Low unemployment is good news, but not everyone has the job they might prefer. Wages in many job sectors have not kept up with the rising cost of living — especially the cost of rents and housing. It’s been great to see the local construction industry regain so many trades jobs since the 2008 recession, but in other places many full-time jobs have been replaced with lower paying part-time jobs.
Between 2000 and 2017, the estimated accumulated worth of American households has more than doubled from $44 trillion to $90 trillion, according to studies conducted for the Congressional Budget Office. Equally spread, that would mean an average household of four should have a very handsome nest egg. But we all know that these trillions of new wealth are not being shared equally. Far from it.
In fact, average wage levels for American workers, age 24-54, have declined four percent in those same years. Corporate profits and shareholder dividends are higher than ever — and farther from reach to the average laborer than anytime in all the years that America has been celebrating Labor Day on the first Monday of every September.
Beyond the official unemployment statistics and the recovery numbers since 2008, perhaps the more real measurement is not how many jobs there are, but how many living wage jobs that number includes. The current California minimum wage is $10.50 per hour but an MIT Deparment of Urban Studies report calculates a true living wage for Sonoma County to be $13 per hour for an individual and $27.16 for a parent with one child. (In 2015, the county board of supervisors passed a $15 per hour living wage ordinance for county workers or contracted workers.)

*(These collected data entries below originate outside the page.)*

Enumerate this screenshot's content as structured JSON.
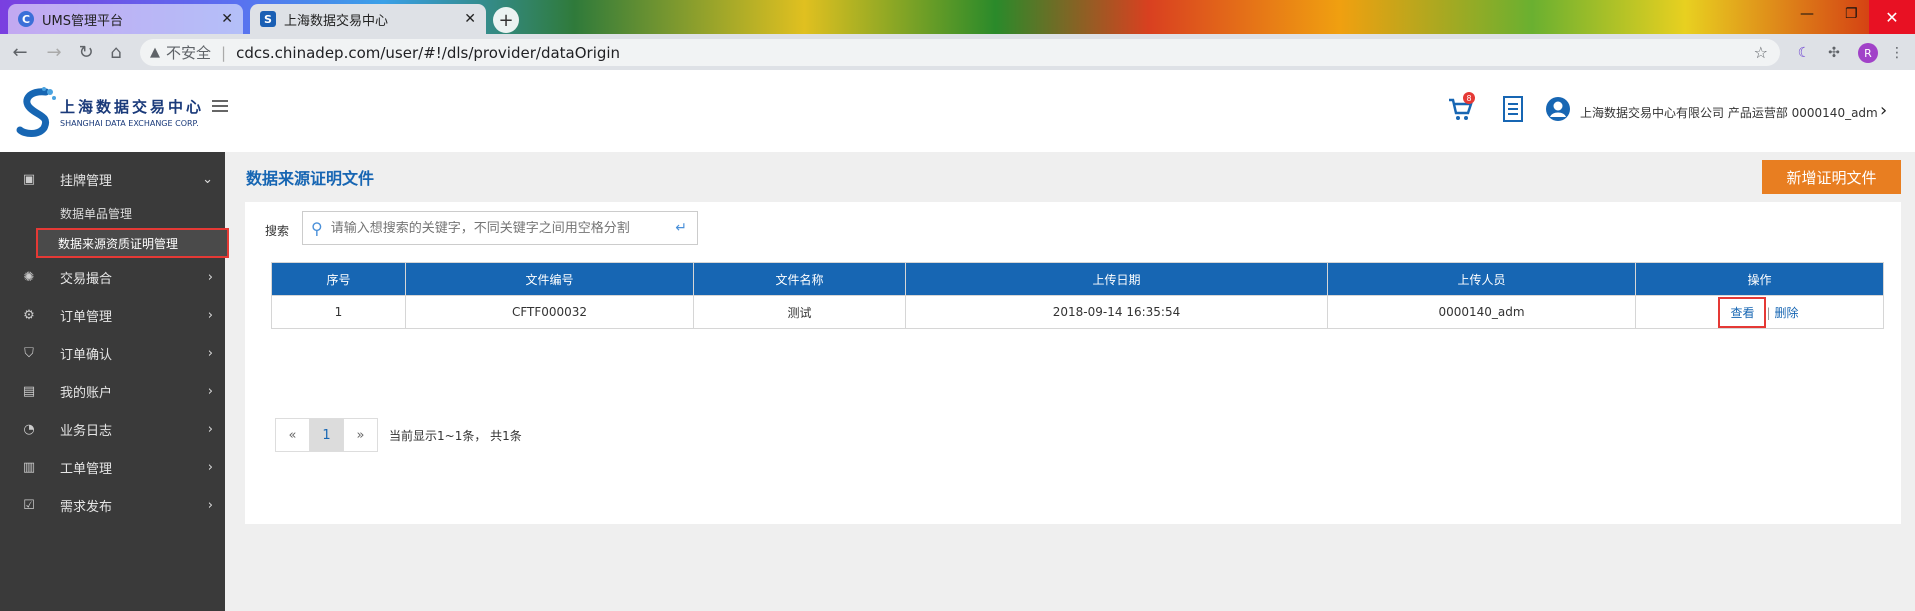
{
  "browser": {
    "tabs": [
      {
        "title": "UMS管理平台",
        "active": false
      },
      {
        "title": "上海数据交易中心",
        "active": true
      }
    ],
    "security_label": "不安全",
    "url": "cdcs.chinadep.com/user/#!/dls/provider/dataOrigin",
    "profile_initial": "R"
  },
  "header": {
    "logo_cn": "上海数据交易中心",
    "logo_en": "SHANGHAI DATA EXCHANGE CORP.",
    "cart_count": "8",
    "user_info": "上海数据交易中心有限公司 产品运营部 0000140_adm"
  },
  "sidebar": {
    "items": [
      {
        "label": "挂牌管理",
        "icon": "id-card-icon",
        "expanded": true,
        "children": [
          {
            "label": "数据单品管理",
            "active": false
          },
          {
            "label": "数据来源资质证明管理",
            "active": true
          }
        ]
      },
      {
        "label": "交易撮合",
        "icon": "handshake-icon"
      },
      {
        "label": "订单管理",
        "icon": "gear-icon"
      },
      {
        "label": "订单确认",
        "icon": "stamp-icon"
      },
      {
        "label": "我的账户",
        "icon": "account-icon"
      },
      {
        "label": "业务日志",
        "icon": "chart-pie-icon"
      },
      {
        "label": "工单管理",
        "icon": "document-icon"
      },
      {
        "label": "需求发布",
        "icon": "checkbox-icon"
      }
    ]
  },
  "main": {
    "title": "数据来源证明文件",
    "add_button": "新增证明文件",
    "search": {
      "label": "搜索",
      "placeholder": "请输入想搜索的关键字，不同关键字之间用空格分割"
    },
    "table": {
      "columns": [
        "序号",
        "文件编号",
        "文件名称",
        "上传日期",
        "上传人员",
        "操作"
      ],
      "rows": [
        {
          "index": "1",
          "file_no": "CFTF000032",
          "file_name": "测试",
          "upload_date": "2018-09-14 16:35:54",
          "uploader": "0000140_adm",
          "view": "查看",
          "delete": "删除"
        }
      ]
    },
    "pagination": {
      "prev": "«",
      "current": "1",
      "next": "»",
      "info": "当前显示1~1条， 共1条"
    }
  }
}
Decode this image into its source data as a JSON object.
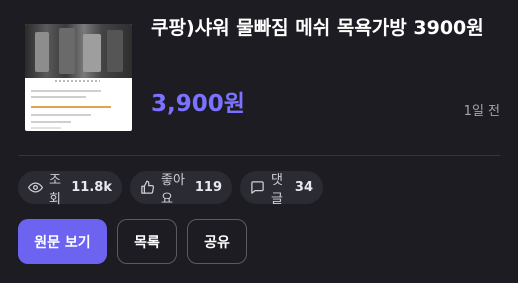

It’s not news that Sonoma County is an expensive place in which to live. We have some of the nation’s highest-priced housing and transportation costs. Sonoma County also has a high federal poverty rate where 55,000 residents — mostly young children — live with unmet minimum food, shelter and health needs.
How can we have both a surplus of jobs and a lack of adequate household incomes?
The original spirit of Labor Day honored an organized labor movement that won bargaining rights, job safety, expanded employment for women and dignity for factory, farm and immigrant workers. That spirit today seems splintered by bitterness and resentment among, and between, different worker groups and citizens.
We have jobs nobody wants. We have paychecks that never go as far as we’d like. We suffer in disbelief that a very few (1 percent) are making trillions while the rest of us are just trying to make do. Added all together, it makes a farce out of this Labor Day.